Historical population
| Census | Pop. | Note | %± |
| 1840 | 1,990 |  | — |
| 1850 | 2,953 |  | 48.4% |
| 1860 | 2,908 |  | −1.5% |
| 1870 | 4,282 |  | 47.2% |
| 1880 | 4,168 |  | −2.7% |
| 1890 | 3,700 |  | −11.2% |
| 1900 | 3,894 |  | 5.2% |
| 1910 | 3,625 |  | −6.9% |
| 1920 | 3,486 |  | −3.8% |
| 1930 | 3,583 |  | 2.8% |
| 1940 | 3,739 |  | 4.4% |
| 1950 | 3,871 |  | 3.5% |
| 1960 | 3,916 |  | 1.2% |
| 1970 | 4,201 |  | 7.3% |
| 1980 | 4,138 |  | −1.5% |
| 1990 | 4,130 |  | −0.2% |
| 2000 | 4,197 |  | 1.6% |
| 2010 | 3,864 |  | −7.9% |
| 2020 | 3,723 |  | −3.6% |
| 2021 (est.) | 3,694 |  | −0.8% |
U.S. Decennial Census

== Communities and locations in the Town of Dix ==

- Beaver Dams - A hamlet in the southwestern corner of the town on NY-414. The Coon Family Log Cabin was listed on the National Register of Historic Places in 2015.

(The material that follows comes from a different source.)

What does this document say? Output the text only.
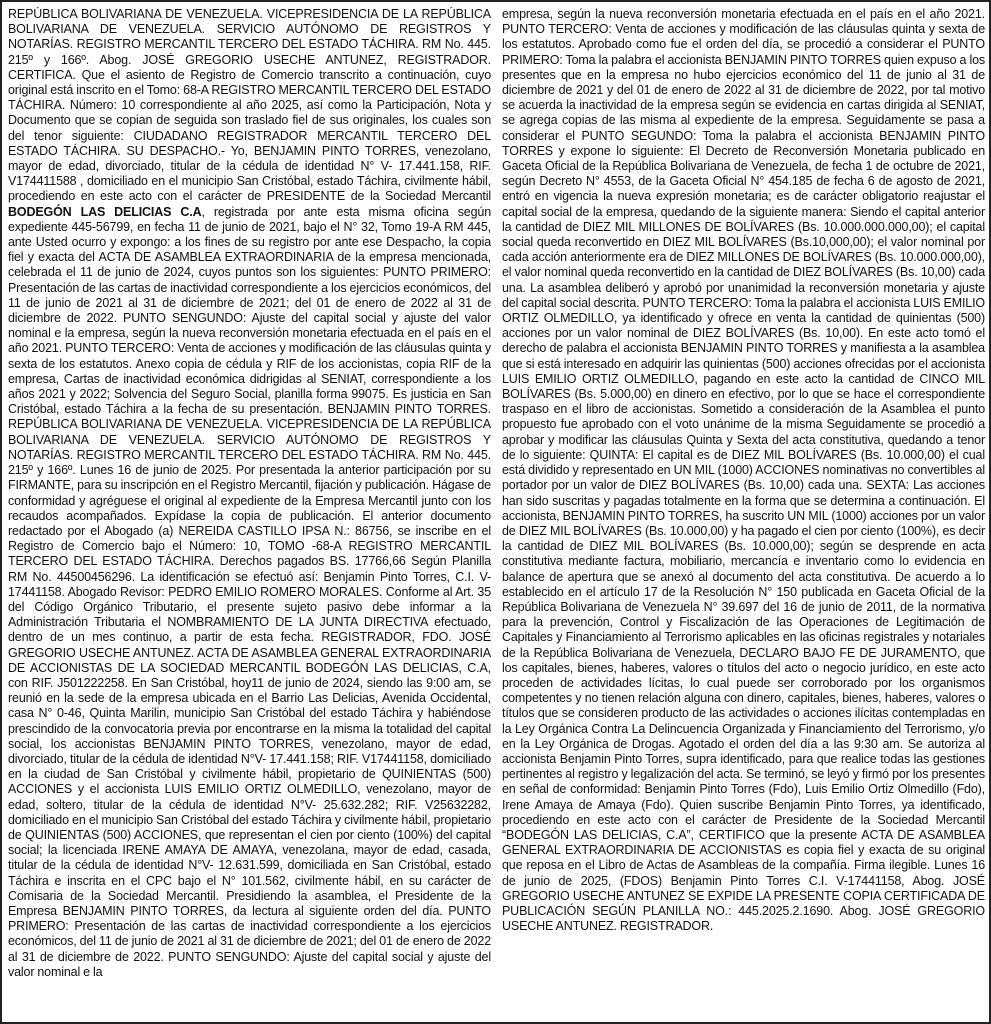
REPÚBLICA BOLIVARIANA DE VENEZUELA. VICEPRESIDENCIA DE LA REPÚBLICA BOLIVARIANA DE VENEZUELA. SERVICIO AUTÓNOMO DE REGISTROS Y NOTARÍAS. REGISTRO MERCANTIL TERCERO DEL ESTADO TÁCHIRA. RM No. 445. 215º y 166º. Abog. JOSÉ GREGORIO USECHE ANTUNEZ, REGISTRADOR. CERTIFICA. Que el asiento de Registro de Comercio transcrito a continuación, cuyo original está inscrito en el Tomo: 68-A REGISTRO MERCANTIL TERCERO DEL ESTADO TÁCHIRA. Número: 10 correspondiente al año 2025, así como la Participación, Nota y Documento que se copian de seguida son traslado fiel de sus originales, los cuales son del tenor siguiente: CIUDADANO REGISTRADOR MERCANTIL TERCERO DEL ESTADO TÁCHIRA. SU DESPACHO.- Yo, BENJAMIN PINTO TORRES, venezolano, mayor de edad, divorciado, titular de la cédula de identidad N° V- 17.441.158, RIF. V174411588 , domiciliado en el municipio San Cristóbal, estado Táchira, civilmente hábil, procediendo en este acto con el carácter de PRESIDENTE de la Sociedad Mercantil BODEGÓN LAS DELICIAS C.A, registrada por ante esta misma oficina según expediente 445-56799, en fecha 11 de junio de 2021, bajo el N° 32, Tomo 19-A RM 445, ante Usted ocurro y expongo: a los fines de su registro por ante ese Despacho, la copia fiel y exacta del ACTA DE ASAMBLEA EXTRAORDINARIA de la empresa mencionada, celebrada el 11 de junio de 2024, cuyos puntos son los siguientes: PUNTO PRIMERO: Presentación de las cartas de inactividad correspondiente a los ejercicios económicos, del 11 de junio de 2021 al 31 de diciembre de 2021; del 01 de enero de 2022 al 31 de diciembre de 2022. PUNTO SENGUNDO: Ajuste del capital social y ajuste del valor nominal e la empresa, según la nueva reconversión monetaria efectuada en el país en el año 2021. PUNTO TERCERO: Venta de acciones y modificación de las cláusulas quinta y sexta de los estatutos. Anexo copia de cédula y RIF de los accionistas, copia RIF de la empresa, Cartas de inactividad económica didrigidas al SENIAT, correspondiente a los años 2021 y 2022; Solvencia del Seguro Social, planilla forma 99075. Es justicia en San Cristóbal, estado Táchira a la fecha de su presentación. BENJAMIN PINTO TORRES. REPÚBLICA BOLIVARIANA DE VENEZUELA. VICEPRESIDENCIA DE LA REPÚBLICA BOLIVARIANA DE VENEZUELA. SERVICIO AUTÓNOMO DE REGISTROS Y NOTARÍAS. REGISTRO MERCANTIL TERCERO DEL ESTADO TÁCHIRA. RM No. 445. 215º y 166º. Lunes 16 de junio de 2025. Por presentada la anterior participación por su FIRMANTE, para su inscripción en el Registro Mercantil, fijación y publicación. Hágase de conformidad y agréguese el original al expediente de la Empresa Mercantil junto con los recaudos acompañados. Expídase la copia de publicación. El anterior documento redactado por el Abogado (a) NEREIDA CASTILLO IPSA N.: 86756, se inscribe en el Registro de Comercio bajo el Número: 10, TOMO -68-A REGISTRO MERCANTIL TERCERO DEL ESTADO TÁCHIRA. Derechos pagados BS. 17766,66 Según Planilla RM No. 44500456296. La identificación se efectuó así: Benjamin Pinto Torres, C.I. V-17441158. Abogado Revisor: PEDRO EMILIO ROMERO MORALES. Conforme al Art. 35 del Código Orgánico Tributario, el presente sujeto pasivo debe informar a la Administración Tributaria el NOMBRAMIENTO DE LA JUNTA DIRECTIVA efectuado, dentro de un mes continuo, a partir de esta fecha. REGISTRADOR, FDO. JOSÉ GREGORIO USECHE ANTUNEZ. ACTA DE ASAMBLEA GENERAL EXTRAORDINARIA DE ACCIONISTAS DE LA SOCIEDAD MERCANTIL BODEGÓN LAS DELICIAS, C.A, con RIF. J501222258. En San Cristóbal, hoy11 de junio de 2024, siendo las 9:00 am, se reunió en la sede de la empresa ubicada en el Barrio Las Delicias, Avenida Occidental, casa N° 0-46, Quinta Marilin, municipio San Cristóbal del estado Táchira y habiéndose prescindido de la convocatoria previa por encontrarse en la misma la totalidad del capital social, los accionistas BENJAMIN PINTO TORRES, venezolano, mayor de edad, divorciado, titular de la cédula de identidad N°V- 17.441.158; RIF. V17441158, domiciliado en la ciudad de San Cristóbal y civilmente hábil, propietario de QUINIENTAS (500) ACCIONES y el accionista LUIS EMILIO ORTIZ OLMEDILLO, venezolano, mayor de edad, soltero, titular de la cédula de identidad N°V- 25.632.282; RIF. V25632282, domiciliado en el municipio San Cristóbal del estado Táchira y civilmente hábil, propietario de QUINIENTAS (500) ACCIONES, que representan el cien por ciento (100%) del capital social; la licenciada IRENE AMAYA DE AMAYA, venezolana, mayor de edad, casada, titular de la cédula de identidad N°V- 12.631.599, domiciliada en San Cristóbal, estado Táchira e inscrita en el CPC bajo el N° 101.562, civilmente hábil, en su carácter de Comisaria de la Sociedad Mercantil. Presidiendo la asamblea, el Presidente de la Empresa BENJAMIN PINTO TORRES, da lectura al siguiente orden del día. PUNTO PRIMERO: Presentación de las cartas de inactividad correspondiente a los ejercicios económicos, del 11 de junio de 2021 al 31 de diciembre de 2021; del 01 de enero de 2022 al 31 de diciembre de 2022. PUNTO SENGUNDO: Ajuste del capital social y ajuste del valor nominal e la

empresa, según la nueva reconversión monetaria efectuada en el país en el año 2021. PUNTO TERCERO: Venta de acciones y modificación de las cláusulas quinta y sexta de los estatutos. Aprobado como fue el orden del día, se procedió a considerar el PUNTO PRIMERO: Toma la palabra el accionista BENJAMIN PINTO TORRES quien expuso a los presentes que en la empresa no hubo ejercicios económico del 11 de junio al 31 de diciembre de 2021 y del 01 de enero de 2022 al 31 de diciembre de 2022, por tal motivo se acuerda la inactividad de la empresa según se evidencia en cartas dirigida al SENIAT, se agrega copias de las misma al expediente de la empresa. Seguidamente se pasa a considerar el PUNTO SEGUNDO: Toma la palabra el accionista BENJAMIN PINTO TORRES y expone lo siguiente: El Decreto de Reconversión Monetaria publicado en Gaceta Oficial de la República Bolivariana de Venezuela, de fecha 1 de octubre de 2021, según Decreto N° 4553, de la Gaceta Oficial N° 454.185 de fecha 6 de agosto de 2021, entró en vigencia la nueva expresión monetaria; es de carácter obligatorio reajustar el capital social de la empresa, quedando de la siguiente manera: Siendo el capital anterior la cantidad de DIEZ MIL MILLONES DE BOLÍVARES (Bs. 10.000.000.000,00); el capital social queda reconvertido en DIEZ MIL BOLÍVARES (Bs.10,000,00); el valor nominal por cada acción anteriormente era de DIEZ MILLONES DE BOLÍVARES (Bs. 10.000.000,00), el valor nominal queda reconvertido en la cantidad de DIEZ BOLÍVARES (Bs. 10,00) cada una. La asamblea deliberó y aprobó por unanimidad la reconversión monetaria y ajuste del capital social descrita. PUNTO TERCERO: Toma la palabra el accionista LUIS EMILIO ORTIZ OLMEDILLO, ya identificado y ofrece en venta la cantidad de quinientas (500) acciones por un valor nominal de DIEZ BOLÍVARES (Bs. 10,00). En este acto tomó el derecho de palabra el accionista BENJAMIN PINTO TORRES y manifiesta a la asamblea que si está interesado en adquirir las quinientas (500) acciones ofrecidas por el accionista LUIS EMILIO ORTIZ OLMEDILLO, pagando en este acto la cantidad de CINCO MIL BOLÍVARES (Bs. 5.000,00) en dinero en efectivo, por lo que se hace el correspondiente traspaso en el libro de accionistas. Sometido a consideración de la Asamblea el punto propuesto fue aprobado con el voto unánime de la misma Seguidamente se procedió a aprobar y modificar las cláusulas Quinta y Sexta del acta constitutiva, quedando a tenor de lo siguiente: QUINTA: El capital es de DIEZ MIL BOLÍVARES (Bs. 10.000,00) el cual está dividido y representado en UN MIL (1000) ACCIONES nominativas no convertibles al portador por un valor de DIEZ BOLÍVARES (Bs. 10,00) cada una. SEXTA: Las acciones han sido suscritas y pagadas totalmente en la forma que se determina a continuación. El accionista, BENJAMIN PINTO TORRES, ha suscrito UN MIL (1000) acciones por un valor de DIEZ MIL BOLÍVARES (Bs. 10.000,00) y ha pagado el cien por ciento (100%), es decir la cantidad de DIEZ MIL BOLÍVARES (Bs. 10.000,00); según se desprende en acta constitutiva mediante factura, mobiliario, mercancía e inventario como lo evidencia en balance de apertura que se anexó al documento del acta constitutiva. De acuerdo a lo establecido en el artículo 17 de la Resolución N° 150 publicada en Gaceta Oficial de la República Bolivariana de Venezuela N° 39.697 del 16 de junio de 2011, de la normativa para la prevención, Control y Fiscalización de las Operaciones de Legitimación de Capitales y Financiamiento al Terrorismo aplicables en las oficinas registrales y notariales de la República Bolivariana de Venezuela, DECLARO BAJO FE DE JURAMENTO, que los capitales, bienes, haberes, valores o títulos del acto o negocio jurídico, en este acto proceden de actividades lícitas, lo cual puede ser corroborado por los organismos competentes y no tienen relación alguna con dinero, capitales, bienes, haberes, valores o títulos que se consideren producto de las actividades o acciones ilícitas contempladas en la Ley Orgánica Contra La Delincuencia Organizada y Financiamiento del Terrorismo, y/o en la Ley Orgánica de Drogas. Agotado el orden del día a las 9:30 am. Se autoriza al accionista Benjamin Pinto Torres, supra identificado, para que realice todas las gestiones pertinentes al registro y legalización del acta. Se terminó, se leyó y firmó por los presentes en señal de conformidad: Benjamin Pinto Torres (Fdo), Luis Emilio Ortiz Olmedillo (Fdo), Irene Amaya de Amaya (Fdo). Quien suscribe Benjamin Pinto Torres, ya identificado, procediendo en este acto con el carácter de Presidente de la Sociedad Mercantil “BODEGÓN LAS DELICIAS, C.A”, CERTIFICO que la presente ACTA DE ASAMBLEA GENERAL EXTRAORDINARIA DE ACCIONISTAS es copia fiel y exacta de su original que reposa en el Libro de Actas de Asambleas de la compañía. Firma ilegible. Lunes 16 de junio de 2025, (FDOS) Benjamin Pinto Torres C.I. V-17441158, Abog. JOSÉ GREGORIO USECHE ANTUNEZ SE EXPIDE LA PRESENTE COPIA CERTIFICADA DE PUBLICACIÓN SEGÚN PLANILLA NO.: 445.2025.2.1690. Abog. JOSÉ GREGORIO USECHE ANTUNEZ. REGISTRADOR.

- Glen Creek - A stream that flows through Watkins Glen gorge and Watkins Glen village.
- Montour Falls - A small part of the Village of Montour Falls, located on NY-14.
- Moreland - A hamlet in the south of the town.
- Moreland Station - A location south of Moreland.
- North Beaver Dams - A location north of Beaver Dams on County Road 19.
- Townsend - A hamlet by the western town line on County Road 16.
- Townsend Creek - A stream flowing into Glen Creek in the state park.
- Watkins Glen (originally "Jefferson") - The western part of the Village of Watkins Glen.
- Watkins Glen International - A motor race track southwest of Watkins Glen, which has hosted Formula One and NASCAR Cup Series races.
- Watkins Glen State Park - A state park west of the Village of Watkins Glen.
- Wedgewood - A hamlet in the eastern part of the town.